Польщенный Мамедхан встал, принял саблю, вытащил ее из ножен, увидел слова, выгравированные на холодной стали: "Большевик башы кесен бехиштэ гедер" ("Отсекший голову большевика попадет в рай"). Мамедхан вслух повторил эти слова.

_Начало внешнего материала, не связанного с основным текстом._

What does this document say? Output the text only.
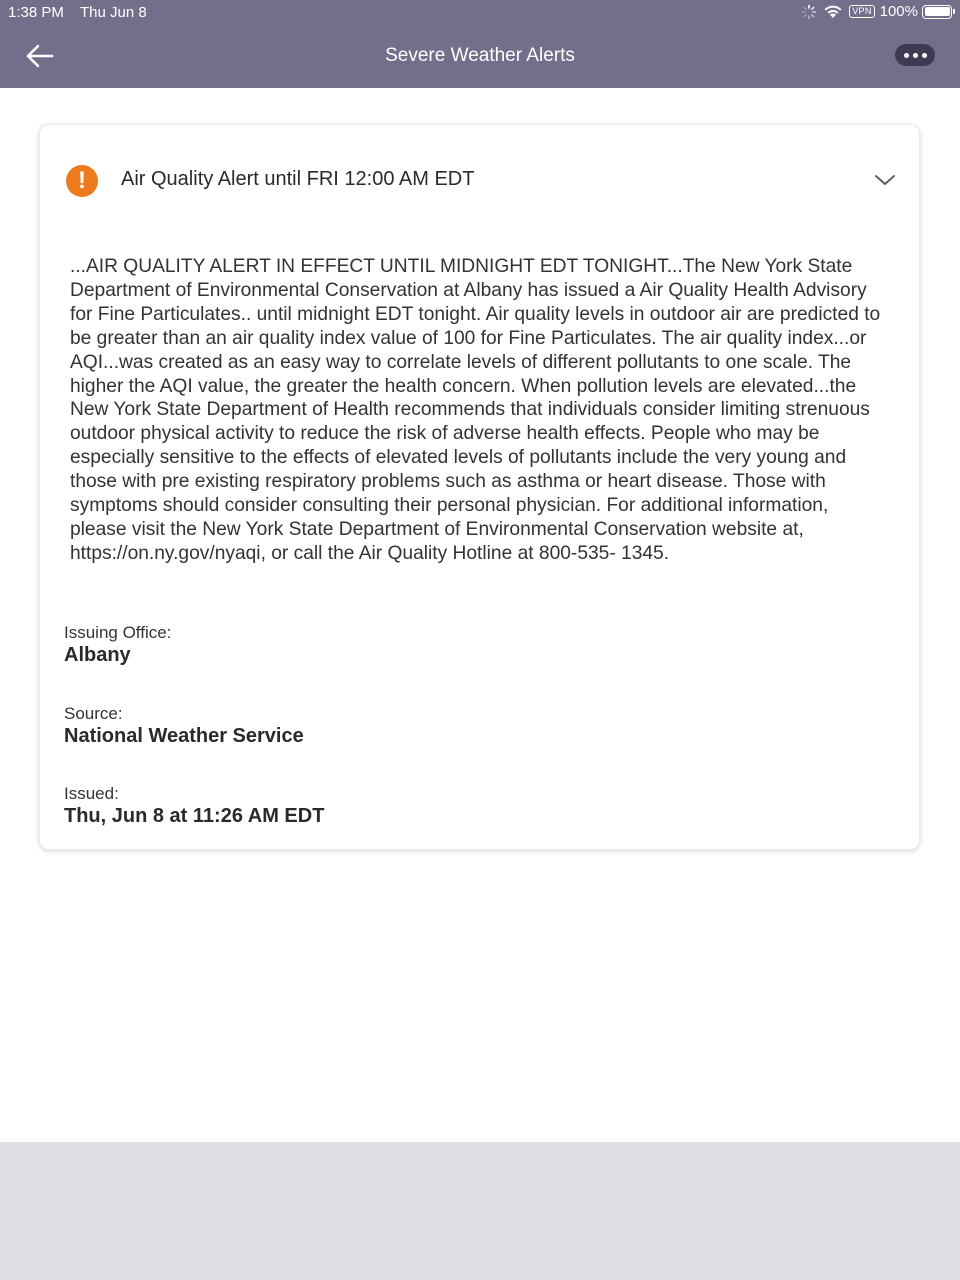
1:38 PM Thu Jun 8	VPN 100%
Severe Weather Alerts
!	Air Quality Alert until FRI 12:00 AM EDT
...AIR QUALITY ALERT IN EFFECT UNTIL MIDNIGHT EDT TONIGHT...The New York State Department of Environmental Conservation at Albany has issued a Air Quality Health Advisory for Fine Particulates.. until midnight EDT tonight. Air quality levels in outdoor air are predicted to be greater than an air quality index value of 100 for Fine Particulates. The air quality index...or AQI...was created as an easy way to correlate levels of different pollutants to one scale. The higher the AQI value, the greater the health concern. When pollution levels are elevated...the New York State Department of Health recommends that individuals consider limiting strenuous outdoor physical activity to reduce the risk of adverse health effects. People who may be especially sensitive to the effects of elevated levels of pollutants include the very young and those with pre existing respiratory problems such as asthma or heart disease. Those with symptoms should consider consulting their personal physician. For additional information, please visit the New York State Department of Environmental Conservation website at, https://on.ny.gov/nyaqi, or call the Air Quality Hotline at 800-535- 1345.
Issuing Office:
Albany
Source:
National Weather Service
Issued:
Thu, Jun 8 at 11:26 AM EDT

— Хорошо сказано! Я выполняю свой долг перед аллахом и мусульманами, — торжественно произнес Мамедхан, как ребенок игрушкой, любуясь и помахивая саблей.
— Да будет так! — воздел руки молла Керим и, выпроводив коллег, вернулся обратно. — Мы так ждали тебя! Покарай ослушников, секи их безбожные головы! Этот Агагусейн-киши, эта большевик Джаханнэнэ, этот Гусейнали!.. Вай-вай-вай! — распалял Мамедхана молла Керим. — Это они подбивали сельчан срубить святое дерево Шахнисы, поделили твои земли, воды, леса! Это они разграбили твой дом, устроили в нем большевистский Совет. Грех даровать им жизнь, а. Забит-эфенди?
— Истинно, истинно, — закивал Забит-эфенди.
— Где они? — грозно крикнул Мамедхан. — Эй, чауш[12]!
— Сейчас, сейчас. — Молла Керим сам побежал распорядиться.
Два дюжих чауша с заросшими лицами привели Агагусейна-киши и Джаханнэнэ. Багдагюль, громко плача, шла следом, колотила кулаками чауша в спину:
— Отпусти ее, отпусти!
— Гыза, перестань плакать! — прикрикнула Джаханнэнэ.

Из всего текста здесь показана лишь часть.